Derzeit sind für "Ärzte ohne Grenzen" insgesamt 3400 Mitarbeiter in der westafrikanischen Krisenregion tätig, wobei die Zahl der Patienten in einigen Regionen weiterhin steige. Die Organisation betreibt sechs Ebola-Fall-Management-Zentren, verfügt über 600 Quarantäne-Betten und zwei Transitzentren.
Vielerorts steigen die Zahlen weiter
Seit Ausbruch der Epidemie habe man 3800 Ebola-Patienten behandelt, von denen 1600 überlebten, so Stöbe. Bei dem Einsatz hätten sich seit März dieses Jahres auch 24 eigene Mitarbeiter infiziert, elf von ihnen konnten als geheilt entlassen werden. "Unsere Helfer vor Ort leisten Enormes", betont Tankred Stöbe. "Sie haben ein volles Arbeitspensum, und die hohen Sterberaten der Patienten sind frustrierend."
Eigene epidemiologische Daten deuteten derzeit darauf hin, dass die Zahl der Neuerkrankungen in Liberias Hauptstadt Monrovia zurückgeht, so Stöbe.

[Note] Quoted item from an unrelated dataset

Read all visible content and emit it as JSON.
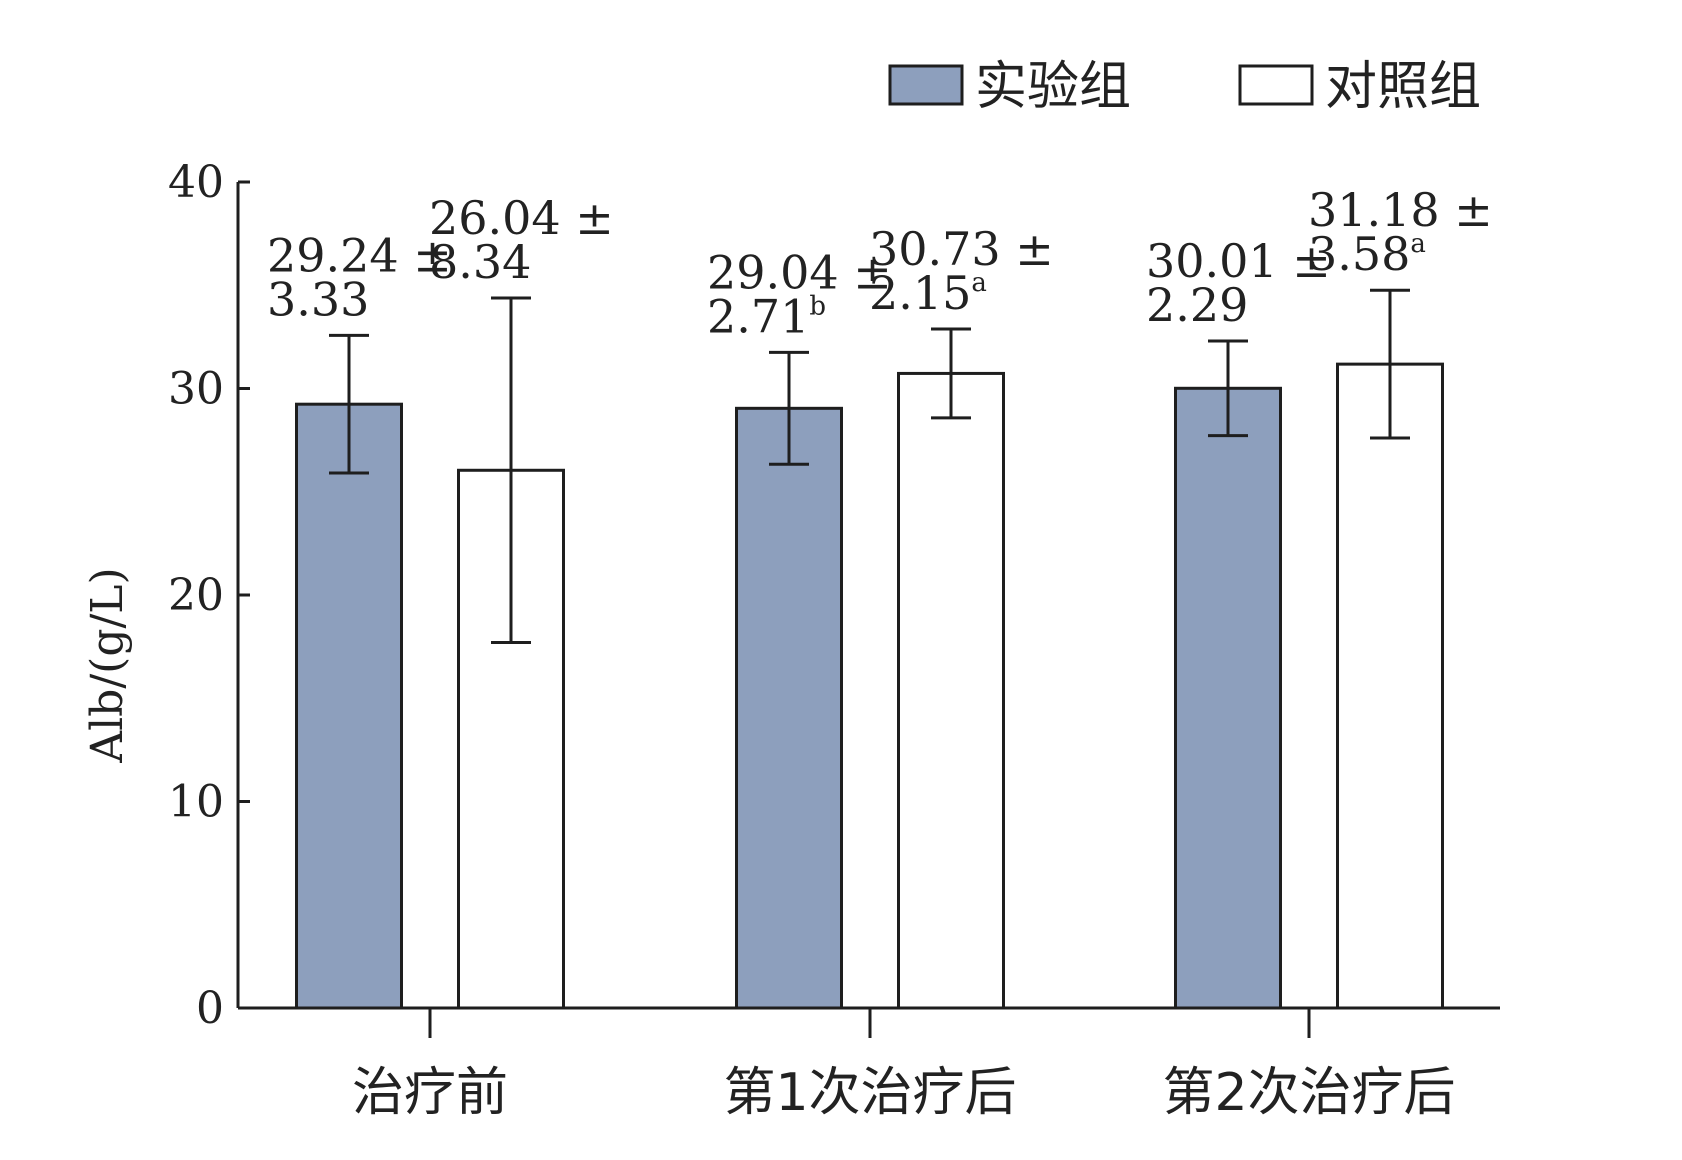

"Aber das gilt nicht für das übrige Land. Und in Sierra Leone und Guinea steigen die Zahlen der Betroffenen sogar an. Zudem müssen wir von einer sehr hohen Dunkelziffer sowohl bei den Infizierten als auch bei den Toten ausgehen." Da wo Kapazitäten frei würden, sollte man diese dazu nutzen, die Arbeit in anderen Bereichen zu intensivieren, meint der Vorsitzende der deutschen MSF-Sektion.
Beispielsweise bei der Ermittlung der Kontaktpersonen oder in der Öffentlichkeitsarbeit. Zudem sei die Epidemie - der größte jemals registrierte Ebola-Ausbruch - völlig unberechenbar, was flexible Reaktionen erfordere. "Was wir sicher wissen", sagt Stöbe, "ist, dass wir dem Ausbruch noch immer hinterher laufen und noch lange bleiben müssen. Auch wird noch mehr Hilfe benötigt werden."
MSF fordert, der Entwicklung eines Impfstoffs gegen Ebola absoluten Vorrang einzuräumen und jenen für die Betroffenen am Ende auch leicht zugänglich zu machen. Der Kampf gegen Ebola schließe zudem Maßnahmen gegen vermeidbare und behandelbare Erkrankungen wie Malaria und Diarrhoe ein. Das fragile Gesundheitswesen in Westafrika müsse nachhaltig gestärkt werden, um künftige Epidemien zu verhindern.